「神楽坂怪奇譚『棲』体感型配信怪奇譚」朴璐美×佐倉綾音×早見沙織インタビュー│失敗しようがなにをしようが、その瞬間に丸ごとを賭けることが“舞台”
お芝居って、すべて“悪意”でしかないと思っているんです。
ーー朴さんからご覧になって、佐倉さんと早見さんのお芝居はいかがですか?
朴:現場でこの二人を見ていて「なんてセンスが良いんだろう」とずっと思っていたのですが、私はこの二人のお芝居の中に“悪意”を感じたりもしていて(笑)。
早見:二人で“闇”をぶつけろと……(笑)。
佐倉:でも“闇”と“悪意”ではだいぶ意味合いが違いますよね(笑)。
朴:本当に“笑いながら互いを刺している”ような二人のお芝居がすごく好きで。「経験が乏しい」とか「舞台とかはあんまり……」と言っていたのが信じられないくらい、心の嗅覚に優れた子たちだなと。だからこそドキドキしながらも今回声をかけさせていただいて。
私にとって闇深い子は大好物ですし(笑)、お芝居って、すべて“悪意”でしかないと思っているんです。スルスルとやるものでなく、どのようにして相手や視聴者を困らせ、意地悪をしていくのか。この二人はその要素をすごく持っていて。
佐倉・早見:(笑)。
朴:だから私は彼女たちの中に“クリエイター”らしさを感じますし、そうした“悪意”を持てる人から感じる違和感と、その違和感の中からなにかを生み出せる力があると思っているんです。
今回この二人という組み合わせを考えた時にも色々と考えたんですよ。例えば、早見ちゃんだったら伊礼彼方くんと組んでもらおう、綾音ちゃんだったら山路和弘さんと組んでもらおうとか。でもやはりこの二人だなと決めました。
ーーそうしたところでは、同役を異なる役者が演じている点も本作の面白さや可能性を広げているポイントですよね。
朴:本当に組み合わせによって全然違うんですよ。今回一人二役を演じている関智一くんと山路和弘さんに来ていただいて演じてもらったんですけど、二人とも格段に上手く、それぞれ違うタイプのヤバさがあって困っています(笑)。
ほかにも男性×男性のペアで組んでもらっていたり、緒方恵美さんと相葉裕樹くんには男女逆転で組んでもらっていたりもしていますが、どんな組み合わせでも面白く見えて。

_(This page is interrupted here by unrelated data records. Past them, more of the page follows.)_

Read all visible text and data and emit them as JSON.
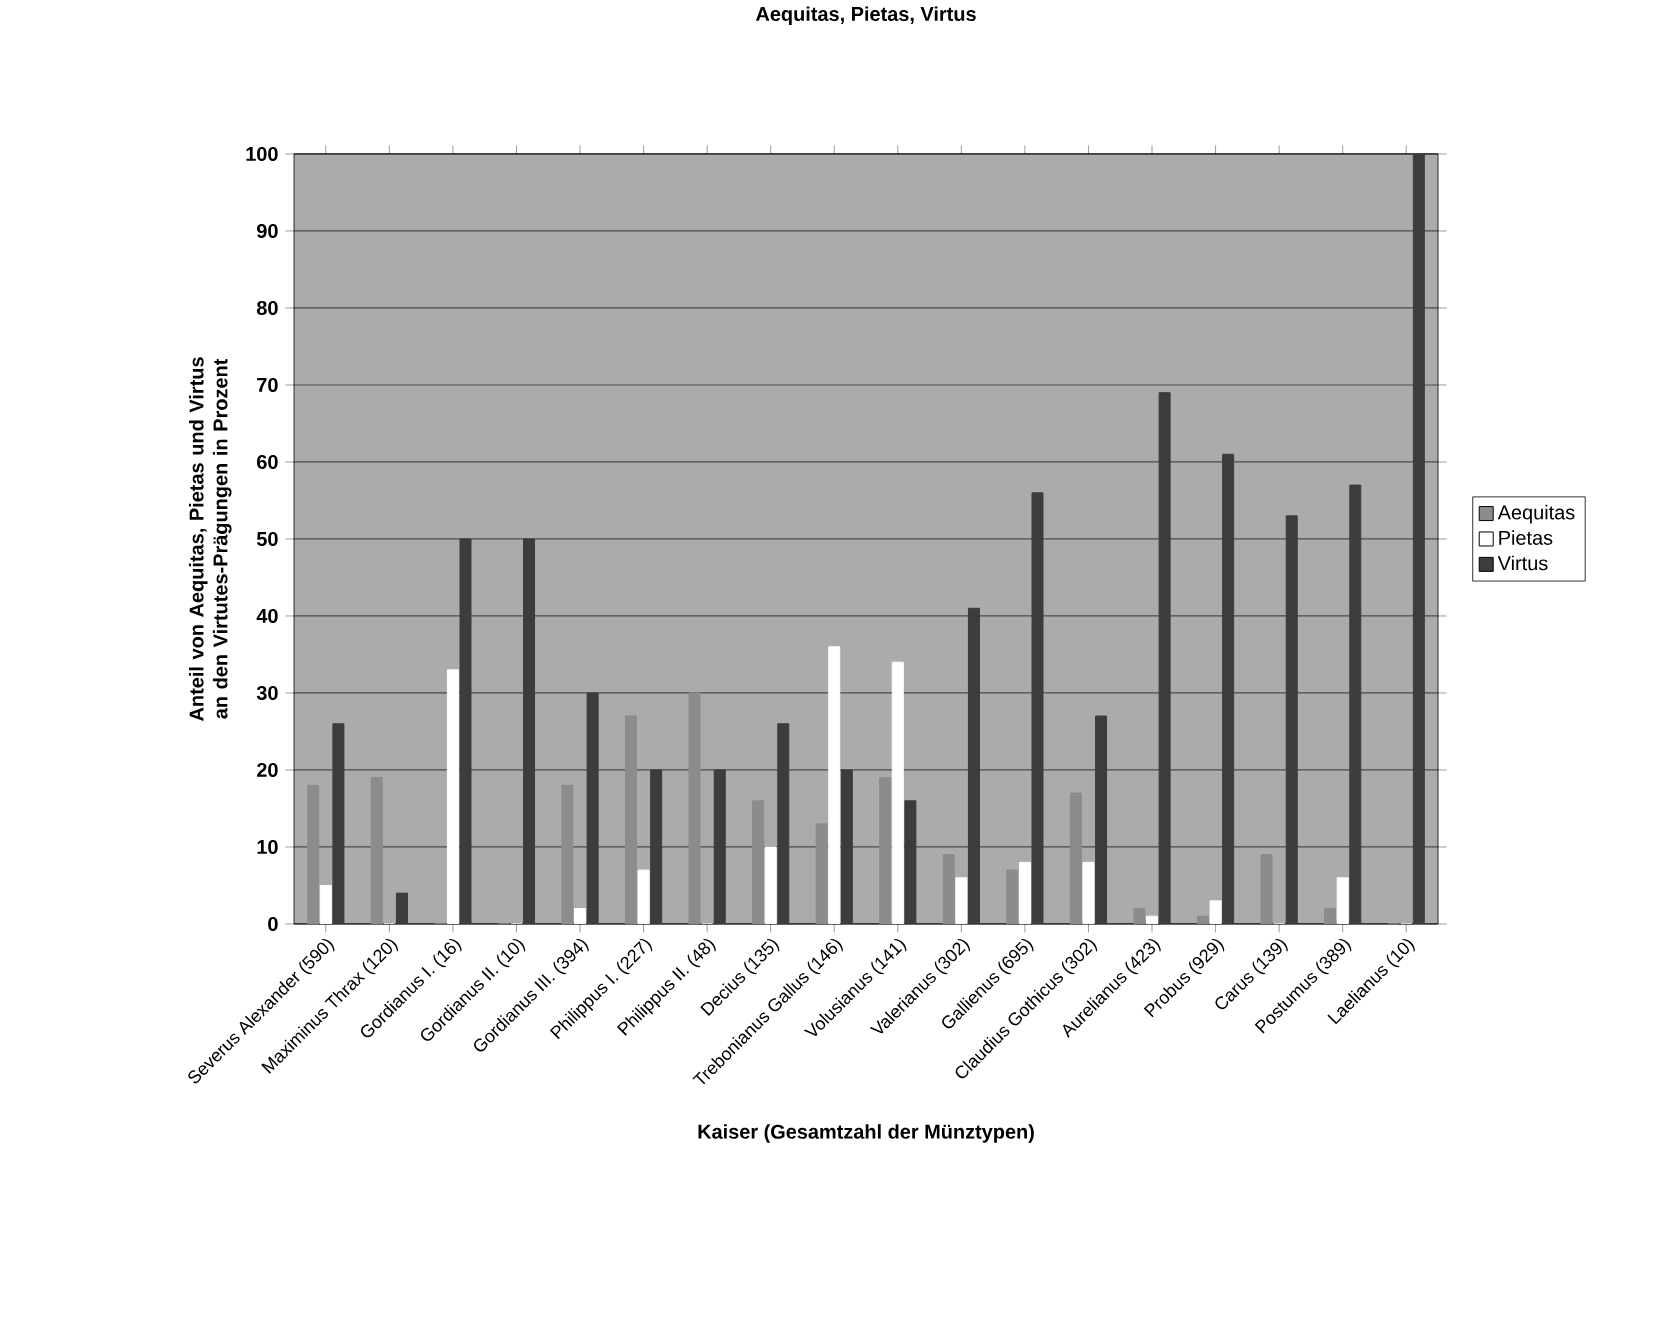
{
  "chart_data": {
    "type": "bar",
    "title": "Aequitas, Pietas, Virtus",
    "xlabel": "Kaiser (Gesamtzahl der Münztypen)",
    "ylabel": "Anteil von Aequitas, Pietas und Virtus an den Virtutes-Prägungen in Prozent",
    "categories": [
      "Severus Alexander (590)",
      "Maximinus Thrax (120)",
      "Gordianus I. (16)",
      "Gordianus II. (10)",
      "Gordianus III. (394)",
      "Philippus I. (227)",
      "Philippus II. (48)",
      "Decius (135)",
      "Trebonianus Gallus (146)",
      "Volusianus (141)",
      "Valerianus (302)",
      "Gallienus (695)",
      "Claudius Gothicus (302)",
      "Aurelianus (423)",
      "Probus (929)",
      "Carus (139)",
      "Postumus (389)",
      "Laelianus (10)"
    ],
    "series": [
      {
        "name": "Aequitas",
        "color": "#8c8c8c",
        "values": [
          18,
          19,
          0,
          0,
          18,
          27,
          30,
          16,
          13,
          19,
          9,
          7,
          17,
          2,
          1,
          9,
          2,
          0
        ]
      },
      {
        "name": "Pietas",
        "color": "#ffffff",
        "values": [
          5,
          0,
          33,
          0,
          2,
          7,
          0,
          10,
          36,
          34,
          6,
          8,
          8,
          1,
          3,
          0,
          6,
          0
        ]
      },
      {
        "name": "Virtus",
        "color": "#3c3c3c",
        "values": [
          26,
          4,
          50,
          50,
          30,
          20,
          20,
          26,
          20,
          16,
          41,
          56,
          27,
          69,
          61,
          53,
          57,
          100
        ]
      }
    ],
    "ylim": [
      0,
      100
    ],
    "yticks": [
      0,
      10,
      20,
      30,
      40,
      50,
      60,
      70,
      80,
      90,
      100
    ],
    "grid": "y",
    "legend": "right"
  }
}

女役を演じる小野賢章くんや福山潤くんとかを見ていても、それぞれに女の要素を持っているというか、「こんな女が好きなんだな」とわかる感じがすごくあったり(笑)。泉鏡花役を演じる男性陣にもそれぞれの“闇”をすごく出してもらっています。
綾音ちゃんと早見ちゃんに関しては、似て非なるものというか。これまで女性で泉鏡花役を演じてもらったのは緒方恵美さんだけだったのですが、今までにない泉鏡花が綾音ちゃんから出てくると思っています。彼女が名探偵のように見える瞬間がたくさんあって、すごく面白いお芝居になるのではないかと。
早見ちゃんは本当に女役にぴったりだと思っていて、怪しく誘いながら刺していくような彼女のお芝居を見ていると「さおりん、今までなにがあったの!?」とお稽古中にききたくなるんです(笑)。
早見:自分の人生以上のなにかが……(笑)。
朴:例えば、釘宮理恵さんに演じてもらった女役は「可愛い女の子がおじいさんを刺していく」ようなすごくシュールな感じで面白かったんですけど、早見ちゃんの場合は“少女”と“女性”の両面をあわせ持った初めて見る女像になっていて。
あとは二人とも負けん気もプライドも絶対に高いタイプなので、そのキャットファイトを舞台で繰り広げてもらえたらと(笑)。期待大の楽しみにしているペアですね。